Obedeci-o. Mãe, uma mulher bonita, sertaneja com cara de índia, decidida, corajosa. Não conhecia o medo. Do quarto ouvi quando pai deu um grito e saltou em pé no canto da sala, justamente na parede que dividia com meu quarto. Ouvi mãe chamá-lo de cabra frouxo e dá-lhe uns solavancos. Pus o lençol na boca para não soltar uma gargalhada e depois nada mais vi da confusão. 


O dia amanheceu, ele lavou-se e foi ao curral fazer a ordenha das leiteiras e mãe foi pôr lenha no fogão e tacar fogo.
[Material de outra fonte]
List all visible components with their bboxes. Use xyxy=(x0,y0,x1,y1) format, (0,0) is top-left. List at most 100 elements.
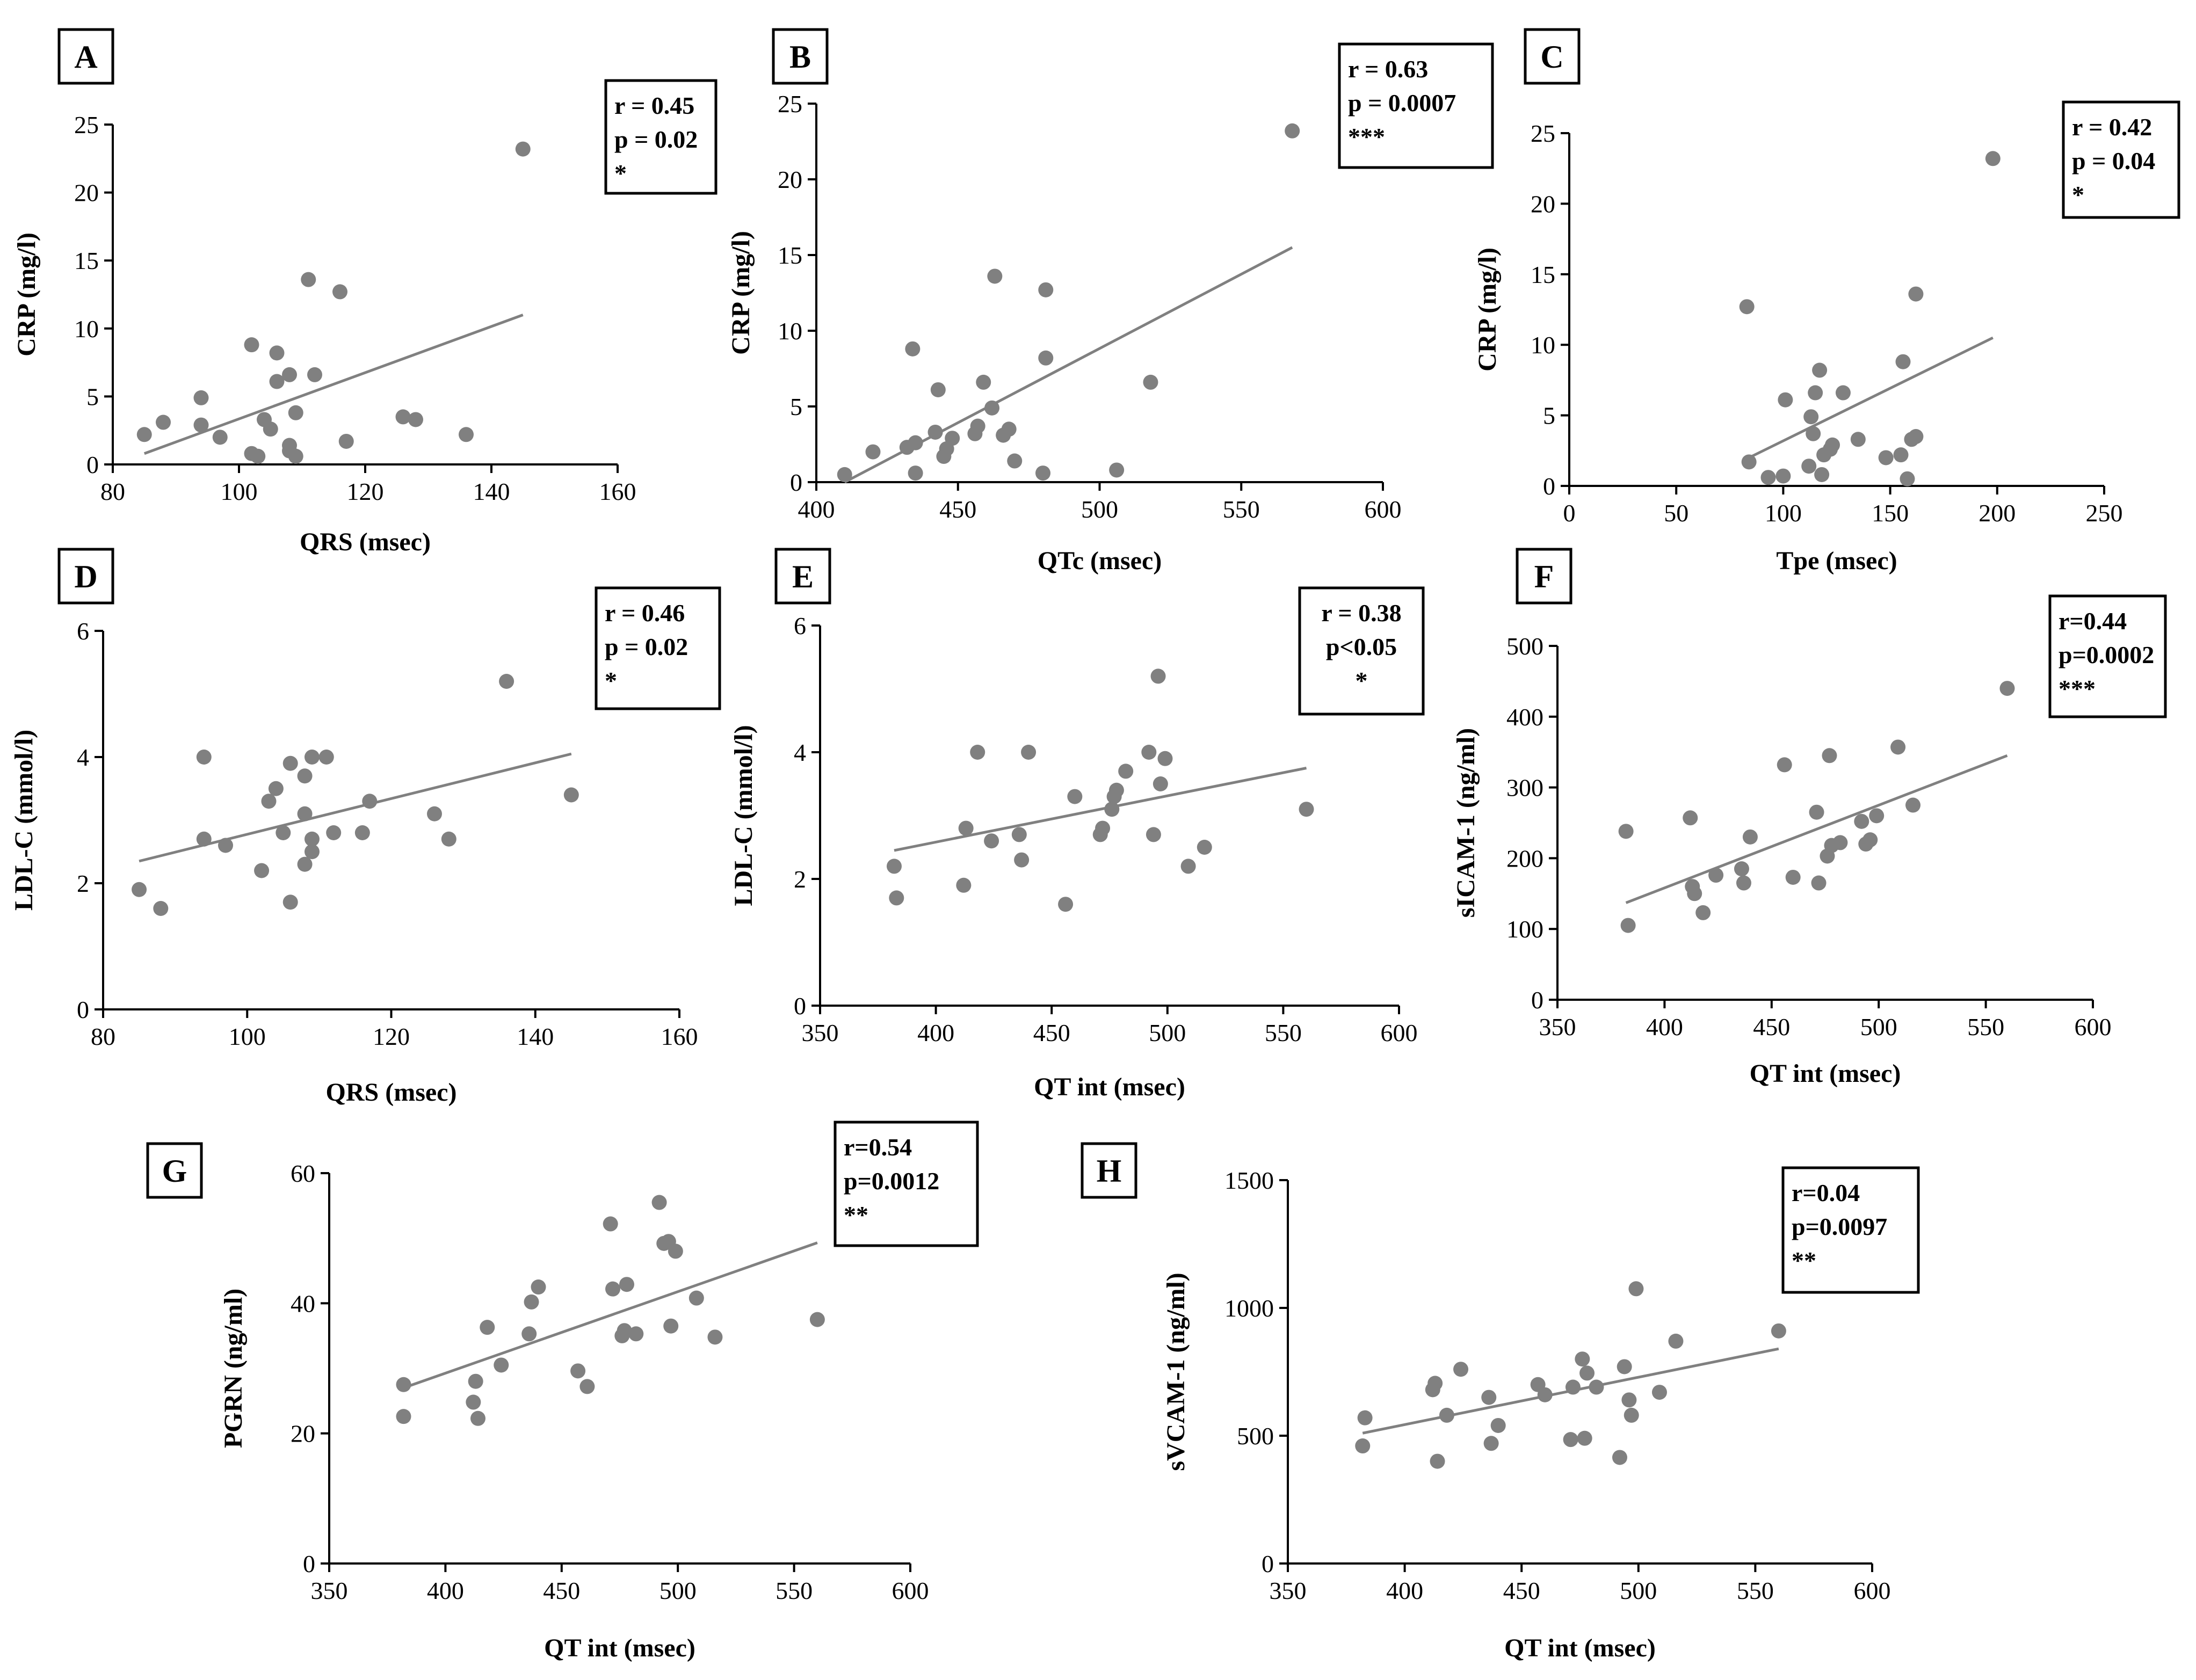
y-tick-label: 20 xyxy=(291,1420,315,1448)
stats-box xyxy=(1781,1166,1920,1294)
data-point xyxy=(1108,782,1124,798)
data-point xyxy=(1453,1362,1469,1377)
y-tick-label: 6 xyxy=(794,612,806,639)
data-point xyxy=(1021,745,1037,760)
data-point xyxy=(1197,840,1212,855)
y-tick-label: 100 xyxy=(1506,915,1543,943)
regression-line xyxy=(1748,336,1994,459)
data-point xyxy=(889,890,904,906)
data-point xyxy=(970,418,985,434)
data-point xyxy=(1180,859,1196,874)
panel-letter: G xyxy=(162,1153,187,1189)
y-tick-label: 10 xyxy=(1531,331,1555,359)
stats-line: p=0.0097 xyxy=(1792,1213,1887,1240)
data-point xyxy=(945,431,960,446)
data-point xyxy=(1118,763,1134,779)
data-point xyxy=(468,1373,483,1389)
stats-line: ** xyxy=(844,1201,868,1228)
data-point xyxy=(301,272,316,287)
data-point xyxy=(1579,1365,1595,1381)
y-tick-label: 15 xyxy=(778,242,802,269)
x-tick-label: 550 xyxy=(1223,496,1260,523)
x-tick-label: 0 xyxy=(1563,499,1576,527)
panel-letter-box xyxy=(774,548,831,605)
y-tick-label: 300 xyxy=(1506,774,1543,802)
y-tick-label: 25 xyxy=(74,111,99,139)
stats-line: *** xyxy=(1348,123,1385,150)
data-point xyxy=(1058,897,1074,912)
x-tick-label: 350 xyxy=(802,1019,839,1046)
data-point xyxy=(1357,1410,1373,1426)
data-point xyxy=(196,831,212,847)
data-point xyxy=(905,341,921,357)
data-point xyxy=(579,1379,595,1394)
data-point xyxy=(1427,1376,1443,1391)
data-point xyxy=(1668,1333,1684,1349)
y-tick-label: 0 xyxy=(1543,472,1555,500)
y-tick-label: 0 xyxy=(1262,1550,1274,1577)
stats-line: p = 0.04 xyxy=(2072,147,2155,174)
data-point xyxy=(617,1323,632,1339)
y-tick-label: 10 xyxy=(778,317,802,345)
data-point xyxy=(1736,875,1751,891)
y-tick-label: 40 xyxy=(291,1290,315,1317)
panel-letter: A xyxy=(74,39,97,75)
y-tick-label: 5 xyxy=(790,393,802,420)
data-point xyxy=(395,409,411,425)
data-point xyxy=(218,838,234,853)
x-tick-label: 250 xyxy=(2086,499,2123,527)
data-point xyxy=(268,781,284,796)
x-tick-label: 150 xyxy=(1872,499,1909,527)
x-tick-label: 450 xyxy=(1753,1013,1790,1041)
data-point xyxy=(1801,459,1817,474)
data-point xyxy=(1777,757,1792,773)
y-tick-label: 2 xyxy=(794,866,806,893)
data-point xyxy=(1628,1281,1644,1297)
data-point xyxy=(1146,827,1161,842)
data-point xyxy=(466,1394,481,1410)
data-point xyxy=(956,877,972,893)
stats-box xyxy=(2048,594,2167,718)
y-tick-label: 4 xyxy=(794,739,806,766)
data-point xyxy=(362,794,378,809)
data-point xyxy=(1285,123,1300,139)
x-tick-label: 140 xyxy=(473,478,510,505)
data-point xyxy=(628,1326,644,1342)
y-axis-label: sVCAM-1 (ng/ml) xyxy=(1162,1272,1190,1471)
data-point xyxy=(1905,797,1921,813)
data-point xyxy=(1878,450,1894,466)
x-tick-label: 600 xyxy=(892,1577,929,1604)
data-point xyxy=(1999,681,2015,696)
data-point xyxy=(269,345,285,361)
stats-line: r=0.44 xyxy=(2059,607,2127,635)
stats-line: r=0.04 xyxy=(1792,1179,1860,1206)
data-point xyxy=(254,863,270,878)
x-tick-label: 80 xyxy=(100,478,125,505)
x-axis-label: QT int (msec) xyxy=(544,1634,695,1662)
data-point xyxy=(136,427,152,442)
data-point xyxy=(865,444,881,460)
data-point xyxy=(563,787,579,803)
data-point xyxy=(1832,835,1848,850)
data-point xyxy=(1893,447,1909,463)
x-tick-label: 600 xyxy=(1381,1019,1418,1046)
data-point xyxy=(688,1290,704,1306)
data-point xyxy=(1153,776,1168,791)
data-point xyxy=(304,750,320,765)
stats-line: p=0.0012 xyxy=(844,1167,939,1195)
x-tick-label: 140 xyxy=(517,1023,554,1050)
y-tick-label: 6 xyxy=(77,617,89,645)
x-tick-label: 500 xyxy=(659,1577,697,1604)
y-tick-label: 20 xyxy=(1531,190,1555,217)
data-point xyxy=(1430,1453,1445,1469)
y-axis-label: LDL-C (mmol/l) xyxy=(10,730,38,911)
panel-letter: C xyxy=(1540,39,1563,75)
data-point xyxy=(1811,875,1827,891)
data-point xyxy=(338,433,354,449)
data-point xyxy=(1895,354,1911,369)
data-point xyxy=(1825,437,1840,453)
stats-line: * xyxy=(1356,667,1368,694)
data-point xyxy=(297,806,313,821)
y-tick-label: 400 xyxy=(1506,703,1543,731)
regression-line xyxy=(143,314,524,455)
Atrelei os bois de carro e fui buscar a água do dia para lavar as coisas de casa. Tinha que andar uns seis quilômetros até chegar no poço de água doce, uns dos poucos na região. Quando retornei, de fora senti o cheiro das perdizes sendo fritadas, o leite no fogo quase fervendo e pai acocorado do lado de fora de casa, sob uma das biqueiras, fumando seu cachimbo fedorento. Nem olhei. Ele sabia que estava com a cara olhando para o outro lado para que não visse meu sorriso. Quando fui passando com os bois pelo terreiro, ouvi quando disse: 

- Agora você vá dá com a língua nos dentes e contar o que houve aqui, viu? Dou-lhe uma surra daquelas. 

Daquelas que sempre jurou e que nunca deu. Não teve jeito, soltei os boi e a gargalhada e corri para o mato perto de casa. Terminou por sorrir comigo, ele e mãe. A cachaçada aconteceu e o assunto foi pai. Mãe contou tudo, tim-tim por tim-tim. Mãe era o homem da casa!